Key Takeaways
- Coinspect, a blockchain security company, has identified a critical weakness named “Ill Bloom” that compromises cryptocurrency wallets on Bitcoin, Ethereum, Polygon, Tron, Solana, and additional networks
- This security issue originates from inadequate random number generation processes when creating wallet recovery phrases in specific mobile wallet applications
- Thieves have successfully stolen a minimum of $5 million starting May 27, including one coordinated assault that emptied 431 wallets totaling $3.1 million
- The vulnerability extends to wallets created as early as 2018
- A complimentary checking tool has been made available by Coinspect for users to verify their wallet’s vulnerability status
Coinspect, a prominent blockchain security company, has made public a significant security weakness dubbed “Ill Bloom,” which has exposed thousands of cryptocurrency wallets to potential theft.
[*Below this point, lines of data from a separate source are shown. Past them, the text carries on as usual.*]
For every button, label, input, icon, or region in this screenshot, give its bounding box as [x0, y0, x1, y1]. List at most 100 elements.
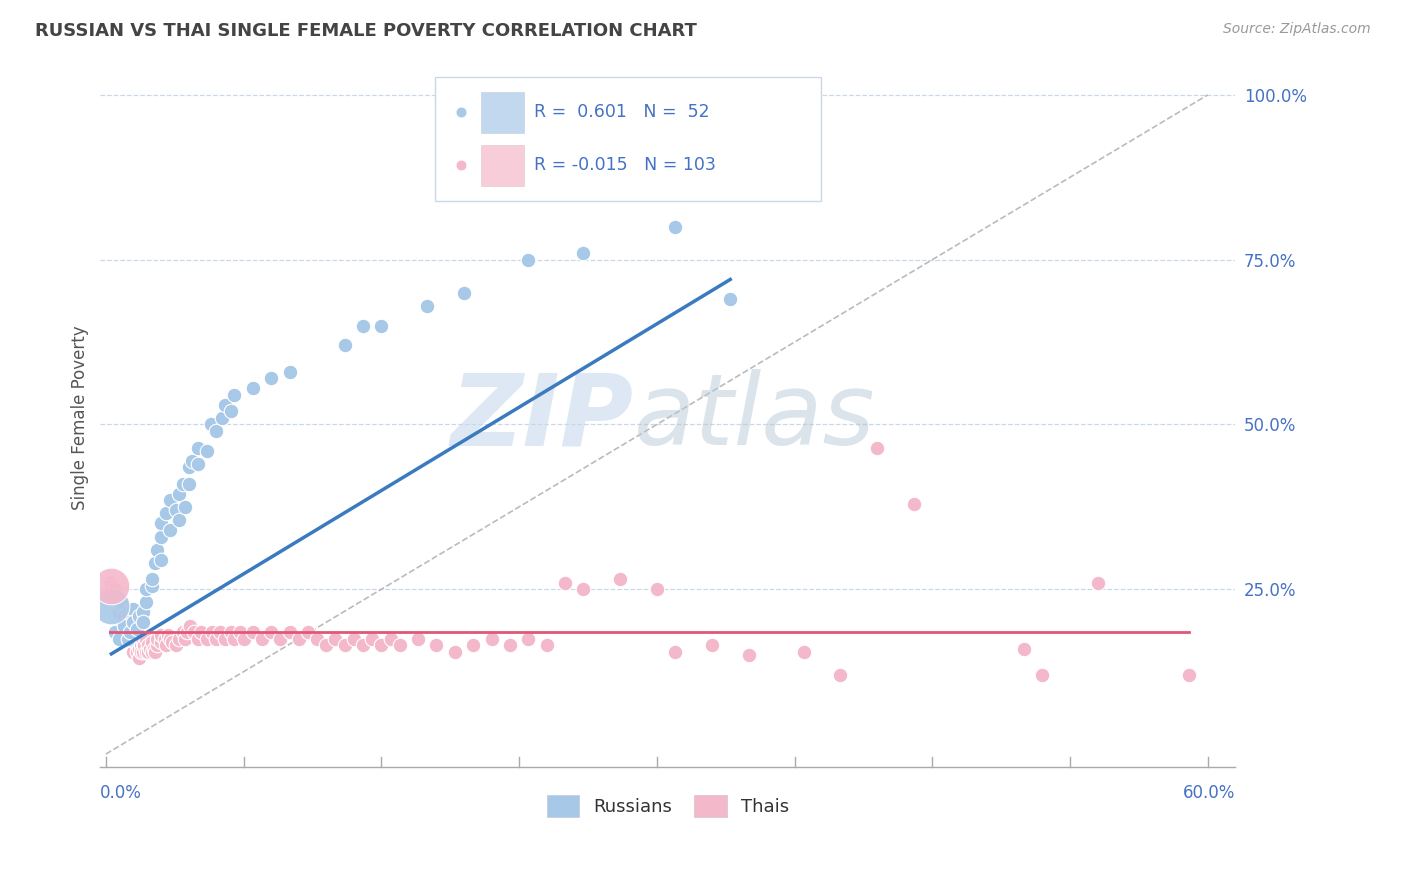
- Point: [679, 128, 702, 143]
- Point: [103, 585, 125, 599]
- FancyBboxPatch shape: [436, 77, 821, 202]
- Point: [1012, 641, 1035, 656]
- Point: [128, 608, 150, 623]
- Point: [830, 668, 852, 682]
- Point: [135, 595, 157, 609]
- Point: [118, 632, 141, 646]
- Point: [260, 371, 283, 385]
- Point: [187, 457, 209, 471]
- Text: R = -0.015   N = 103: R = -0.015 N = 103: [534, 156, 716, 174]
- Point: [136, 645, 159, 659]
- Point: [333, 338, 356, 352]
- Point: [793, 645, 815, 659]
- Point: [159, 632, 181, 646]
- Point: [190, 625, 212, 640]
- Point: [205, 424, 228, 438]
- FancyBboxPatch shape: [481, 92, 523, 133]
- Point: [572, 246, 595, 260]
- Text: Source: ZipAtlas.com: Source: ZipAtlas.com: [1223, 22, 1371, 37]
- Point: [664, 645, 686, 659]
- Point: [105, 589, 128, 603]
- Y-axis label: Single Female Poverty: Single Female Poverty: [72, 326, 89, 510]
- Text: 60.0%: 60.0%: [1182, 784, 1236, 802]
- Point: [173, 632, 195, 646]
- Point: [141, 645, 163, 659]
- Point: [214, 632, 236, 646]
- Point: [201, 625, 224, 640]
- Point: [129, 638, 152, 652]
- Point: [463, 638, 485, 652]
- Point: [205, 632, 228, 646]
- Point: [352, 318, 374, 333]
- Point: [134, 638, 156, 652]
- Point: [117, 605, 139, 619]
- Point: [181, 454, 204, 468]
- Point: [388, 638, 411, 652]
- Point: [111, 595, 134, 609]
- Point: [131, 645, 153, 659]
- Point: [866, 441, 889, 455]
- Point: [115, 618, 138, 632]
- Point: [155, 507, 177, 521]
- Point: [172, 625, 194, 640]
- Point: [679, 178, 702, 193]
- Point: [149, 635, 172, 649]
- Point: [146, 632, 169, 646]
- Point: [370, 318, 392, 333]
- Point: [173, 500, 195, 514]
- Point: [141, 579, 163, 593]
- FancyBboxPatch shape: [481, 145, 523, 186]
- Point: [609, 573, 631, 587]
- Point: [122, 615, 145, 630]
- Point: [425, 638, 447, 652]
- Point: [117, 612, 139, 626]
- Point: [208, 625, 231, 640]
- Text: R =  0.601   N =  52: R = 0.601 N = 52: [534, 103, 710, 120]
- Point: [131, 605, 153, 619]
- Point: [176, 625, 198, 640]
- Point: [278, 365, 301, 379]
- Point: [112, 615, 135, 630]
- Point: [211, 410, 233, 425]
- Point: [737, 648, 759, 663]
- Point: [443, 645, 465, 659]
- Point: [195, 443, 218, 458]
- Point: [536, 638, 558, 652]
- Point: [100, 599, 122, 613]
- Point: [124, 635, 146, 649]
- Point: [146, 638, 169, 652]
- Point: [125, 622, 148, 636]
- Point: [131, 635, 153, 649]
- Point: [145, 645, 167, 659]
- Point: [260, 625, 283, 640]
- Point: [406, 632, 429, 646]
- Point: [98, 575, 121, 590]
- Point: [131, 615, 153, 630]
- Point: [160, 635, 183, 649]
- Point: [172, 476, 194, 491]
- Point: [112, 608, 135, 623]
- Point: [100, 579, 122, 593]
- Point: [122, 638, 145, 652]
- Point: [112, 618, 135, 632]
- Point: [214, 398, 236, 412]
- Legend: Russians, Thais: Russians, Thais: [540, 789, 796, 824]
- Point: [149, 628, 172, 642]
- Point: [645, 582, 668, 597]
- Point: [179, 618, 201, 632]
- Point: [149, 516, 172, 531]
- Point: [219, 404, 242, 418]
- Point: [169, 486, 191, 500]
- Point: [380, 632, 402, 646]
- Point: [187, 632, 209, 646]
- Point: [128, 651, 150, 665]
- Point: [307, 632, 329, 646]
- Point: [1031, 668, 1053, 682]
- Point: [183, 625, 205, 640]
- Point: [1087, 575, 1109, 590]
- Point: [142, 641, 165, 656]
- Point: [499, 638, 522, 652]
- Point: [232, 632, 254, 646]
- Point: [104, 582, 127, 597]
- Point: [718, 292, 741, 306]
The security gap stems from insufficient randomness during the generation of recovery phrases in certain software wallet applications. When wallet software employs weak random number generation algorithms during the wallet creation process, it creates predictable seed phrases that become vulnerable to exploitation by malicious actors.
Affected networks span multiple blockchains including Bitcoin, Ethereum, Polygon, Rootstock, Tron, and Solana.
This security flaw has existed since 2018 at minimum. According to Coinspect’s findings, vulnerable wallets continued to be generated through recent weeks, placing even recently onboarded users in potential danger.
Timeline of the Exploit Attacks
Cybercriminals executed a major assault on May 27, targeting 431 out of 2,114 identified compromised wallets and making off with $3.1 million worth of digital assets.
Another wave of thefts occurred over the weekend, draining approximately $2 million from vulnerable addresses. Current confirmed losses total at least $5 million, though Coinspect indicates actual losses may be substantially higher when accounting for all affected blockchain networks.
To prevent further exploitation, Coinspect has deliberately withheld complete technical documentation of the vulnerability.
According to the security firm, hardware wallet owners remain unaffected by this issue. Major established software wallet providers are also considered safe. The primary risk group consists of individuals who created their seed phrases using obscure or lesser-known mobile wallet software.
Historical Precedents of Seed Generation Weaknesses
The cryptocurrency industry has encountered similar seed generation vulnerabilities before.
During 2023, security researchers at Ledger discovered that Trust Wallet’s browser-based extension produced seeds with insufficient randomness. This flaw reduced potential phrase combinations to approximately four billion possibilities, making them vulnerable to brute-force attacks using standard GPU hardware within 24 hours. Trust Wallet remediated the vulnerability before any user funds were compromised.
In another 2023 incident, a weakness in the Libbitcoin Explorer wallet software resulted in $900,000 being stolen through systematic private key guessing attacks.
Unlike previous incidents, Coinspect emphasizes that the Ill Bloom vulnerability isn’t isolated to a single wallet provider, which complicates mitigation efforts.
SlowMist, a blockchain security monitoring service, has verified it is actively monitoring the developing situation. Coinspect is advocating for wallet developers to incorporate weak mnemonic detection capabilities directly into their applications.
Concerned users can access Coinspect’s dedicated verification tool to determine whether their wallet addresses are at risk. Any unauthorized fund movements from affected wallets may indicate exploitation through this vulnerability.